FrankHarveyHiFi said:
'Stylish' usually means that it costs more, so more often than not, you'll get better quality for your money going for something more conventional. Are the looks more important? Or do you want to the best sounding speaker you can get for your money?
Pointless asking about style or design flair here. (By 'here' I mean most of the UK hi-fi industry and most of it's customers.)
The UK consumer does not demand good design (or any design really) and any products that can boast it are usually aimed at export markets, just as our best designers and architects get most of their work overseas.
Britain is the birthplace of the term 'arty farty' and this suspicion of art and design, I think, dates all the way back to the reformation (and Cromwell's Commonwealth) where lavish imagery and music was expunged wherever possible in place of plain functionality and the emphasis on the written word. (Now we're great at that, as a nation, and punch well above our weight in literature.)

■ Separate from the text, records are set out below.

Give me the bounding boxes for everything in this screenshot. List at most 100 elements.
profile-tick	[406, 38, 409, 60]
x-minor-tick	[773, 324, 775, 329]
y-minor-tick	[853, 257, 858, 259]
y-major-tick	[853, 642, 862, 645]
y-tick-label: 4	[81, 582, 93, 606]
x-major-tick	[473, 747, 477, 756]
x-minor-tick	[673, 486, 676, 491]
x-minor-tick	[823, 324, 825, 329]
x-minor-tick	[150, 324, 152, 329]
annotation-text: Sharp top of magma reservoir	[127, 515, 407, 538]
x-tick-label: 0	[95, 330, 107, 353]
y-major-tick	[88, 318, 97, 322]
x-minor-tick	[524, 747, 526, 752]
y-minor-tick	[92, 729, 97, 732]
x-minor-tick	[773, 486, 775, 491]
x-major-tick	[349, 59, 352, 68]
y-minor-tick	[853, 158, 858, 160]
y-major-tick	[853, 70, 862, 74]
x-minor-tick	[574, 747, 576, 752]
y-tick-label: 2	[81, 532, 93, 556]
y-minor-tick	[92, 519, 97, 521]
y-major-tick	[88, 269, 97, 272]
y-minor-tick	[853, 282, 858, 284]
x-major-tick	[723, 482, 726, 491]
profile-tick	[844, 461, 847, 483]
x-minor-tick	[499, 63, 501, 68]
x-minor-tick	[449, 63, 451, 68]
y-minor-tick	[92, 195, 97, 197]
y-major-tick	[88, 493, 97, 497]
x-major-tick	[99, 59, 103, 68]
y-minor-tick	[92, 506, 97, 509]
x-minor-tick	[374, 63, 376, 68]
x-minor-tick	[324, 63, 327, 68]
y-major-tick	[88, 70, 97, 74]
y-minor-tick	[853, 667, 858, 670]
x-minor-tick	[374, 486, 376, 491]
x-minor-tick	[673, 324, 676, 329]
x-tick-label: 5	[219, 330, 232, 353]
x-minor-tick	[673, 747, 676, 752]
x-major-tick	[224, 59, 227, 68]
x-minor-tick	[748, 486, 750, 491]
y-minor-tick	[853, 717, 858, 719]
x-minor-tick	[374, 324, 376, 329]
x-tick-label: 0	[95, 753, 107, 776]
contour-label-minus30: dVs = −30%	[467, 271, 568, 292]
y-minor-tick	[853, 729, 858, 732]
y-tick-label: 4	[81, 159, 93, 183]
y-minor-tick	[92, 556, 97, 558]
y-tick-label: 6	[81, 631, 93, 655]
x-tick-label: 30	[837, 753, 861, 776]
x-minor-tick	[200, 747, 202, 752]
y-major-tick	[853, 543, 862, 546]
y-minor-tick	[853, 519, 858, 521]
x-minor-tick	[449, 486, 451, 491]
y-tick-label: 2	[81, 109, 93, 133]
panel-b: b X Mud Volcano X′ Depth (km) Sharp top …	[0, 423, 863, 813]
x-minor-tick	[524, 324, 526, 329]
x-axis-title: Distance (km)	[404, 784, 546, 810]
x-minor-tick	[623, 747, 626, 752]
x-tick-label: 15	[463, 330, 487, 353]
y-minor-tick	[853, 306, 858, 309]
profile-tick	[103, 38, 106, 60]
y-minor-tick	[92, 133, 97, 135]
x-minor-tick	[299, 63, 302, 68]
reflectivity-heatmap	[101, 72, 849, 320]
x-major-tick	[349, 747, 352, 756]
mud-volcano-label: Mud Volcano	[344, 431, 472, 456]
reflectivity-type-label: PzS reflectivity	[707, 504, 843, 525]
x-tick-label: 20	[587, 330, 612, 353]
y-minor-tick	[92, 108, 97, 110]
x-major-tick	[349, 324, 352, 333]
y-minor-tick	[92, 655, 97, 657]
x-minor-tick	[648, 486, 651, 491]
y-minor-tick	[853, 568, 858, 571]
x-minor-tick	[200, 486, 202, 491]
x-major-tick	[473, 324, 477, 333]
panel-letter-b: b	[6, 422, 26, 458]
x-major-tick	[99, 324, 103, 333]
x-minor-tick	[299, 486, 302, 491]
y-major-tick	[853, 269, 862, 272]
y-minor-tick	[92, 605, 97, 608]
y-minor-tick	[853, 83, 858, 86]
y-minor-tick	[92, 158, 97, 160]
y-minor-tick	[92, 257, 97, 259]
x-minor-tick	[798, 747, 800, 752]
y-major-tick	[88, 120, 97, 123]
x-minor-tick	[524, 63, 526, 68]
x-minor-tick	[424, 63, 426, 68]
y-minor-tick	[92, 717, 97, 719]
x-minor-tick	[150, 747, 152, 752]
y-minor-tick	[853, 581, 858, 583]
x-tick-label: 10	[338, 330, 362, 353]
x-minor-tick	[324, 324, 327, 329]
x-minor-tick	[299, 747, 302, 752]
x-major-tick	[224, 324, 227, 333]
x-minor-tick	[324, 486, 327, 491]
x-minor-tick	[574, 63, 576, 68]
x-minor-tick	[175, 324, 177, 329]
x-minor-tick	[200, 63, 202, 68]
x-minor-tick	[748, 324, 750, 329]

The UK is great at engineering and science but it's engineers and scientists don't 'do' design. Our hi-fi industry punches above it's (very puny) weight in terms of performance but you don't want to look at most of it for too long.
There are exceptions (of course) from Linn, Meridian (and even Quad at one time) but, on the whole, it's a collection of bent tin boxes with aluminium fascias in silver or black with veneered, or gloss black, box speakers.
If you want to know - as a designer maybe - what the average Brit likes, then go to an average housing development a few years after it's been built and look at how many people have installed mock 'leaded light' windows, mock beams, mock four-posters and 'farmhouse' themed kitchens in their
TudorBethan homes.
They will not be at all offended by having their housing estate totally surrounded by a ring of gargantuan metal retail sheds (B&Q, Tesco, ASDA, DFS, PCWorld etc etc) with all the architectural flair of a car battery. They will all work in similar buildings where 'spite' seemed to be the architects brief (but in reality it was 'vengeance', because the architect was trained to enhance people's lives for a living and has been forced instead to design structures that will suck any life-force from the occupants.)
What hope has any hi-fi company got if they attempt to introduce some good design and visual flair into their products? They might as well put a little polyester thatched-roof on each speaker and paint them to look like cottages!